Lu par… Bérénice

Trop positif
J’aime bien Marie-Sabine Roger, et il n’en faut pas plus à une jurée du Virilo pour faire figurer un livre à la liste des lectures de l’année. En sus d’une très jolie couverture (photographie et graphisme, les deux sont réussis, prenez-en de la graine, Anne Carrière), Les bracassées est d’une épaisseur tout à fait respectable – on a l’impression que l’autrice a travaillé – , sans citation placée en exergue – et n’est-ce pas là une forme de résistance à l’auto-satisfaction typiquement française de la rentrée littéraire ? -, et à l’exorde assez intriguant pour qu’on ait envie de continuer.
Bref, la jurée est bien disposée pour affronter la rencontre de Fleur, 76 ans, obèse, vivant avec un petit iench obèse qui s’appelle, bien sûr, Mylord, fortement agora-phobique, avec Harmonie, 26 ans, sans emploi fixe mais en couple avec un fort beau mec, fortement atteinte du syndrome de Gilles de la Tourette. La narratrice est tout à tour l’une ou l’autre, qui avec son angoisse étouffante, sa manie de tout écrire dans son journal et sa passion non avouée pour un certain Fiodor Borodine, prétendument psychanalyste, qui avec ses soins qui ressemblent à des aboiements, ses insultes qui ponctuent une conversion et son désir dévorant d’être plus que ce que les autres voient.
Le ton et l’intrigue sont assez enlevés, les chapitres d’Harmonie sont ponctuées sans lourdeurs par les syndromes qui sont les siens, assez pour comprendre à la fois la douleur que ça peut être et l’irrévocabilité de la chose, ceux de Fleur, pauvre vieille, par le gâchis de 76 ans à avoir peur.

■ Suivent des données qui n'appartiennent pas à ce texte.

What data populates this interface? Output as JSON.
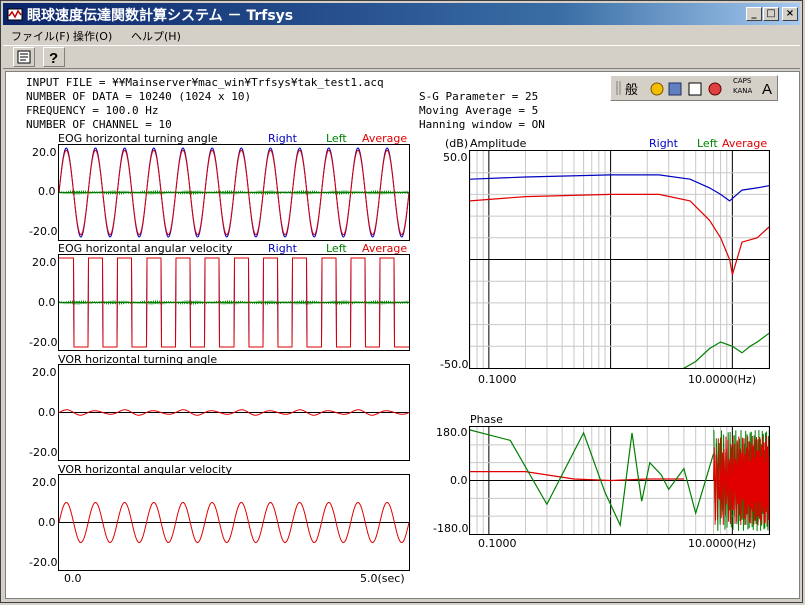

Marie-Sabine Roger est assez fine pour parsemer l’ensemble d’humour.
« Freddie et Diego sont les seuls à sa foutre ouvertement de moi l’un par amour l’autre par sympathie je dis ouvertement car le reste du monde s’empresse de le faire quand j’ai le dos tourné avec autant de vigueur mais un peu moins d’estime. Je ne suis pas paranoïaque Je ne suis pas sourde non plus. Même ma mère et pourtant elle avait de l’humour la preuve elle avait réussi à trouver mon père séduisant même ma mère n’a jamais osé rire de moi et de mes parasites de ma friture sur la ligne elle n’a jamais osé rire de mon ça. »
Tout cela s’orientait gentiment vers un quatre moustaches. Chemin faisant toutefois, Harmonie et Fleur se battant pour s’élever au-dessus de ce que les autres veulent bien percevoir d’elles, les rencontres avec d’autres éclopés de la vie se produisant, la lutte pour l’indépendance de chacune tout en étant solidaire du groupe étant indéniable et réussie, un malaise s’instaurait : n’ont-elles aucune noirceur ?, la vie ne leur offrirait-elle désormais qu’estime d’elles-mêmes ?, ne se feront-elles exploiter par personne ? Pire, serait-ce un roman… feel good ? Bref, tout comme ma dernière psy, révoquée au motif qu’elle était trop bienveillante, Les bracassées ont perdu une moustache pour cause de message trop positif. Névrosés, névrosées, passez votre chemin.

Pour Fleur, Harmonie souffre d’un syndrome de Tabourette. 500 € pièce dans tous les comptoirs maritimes.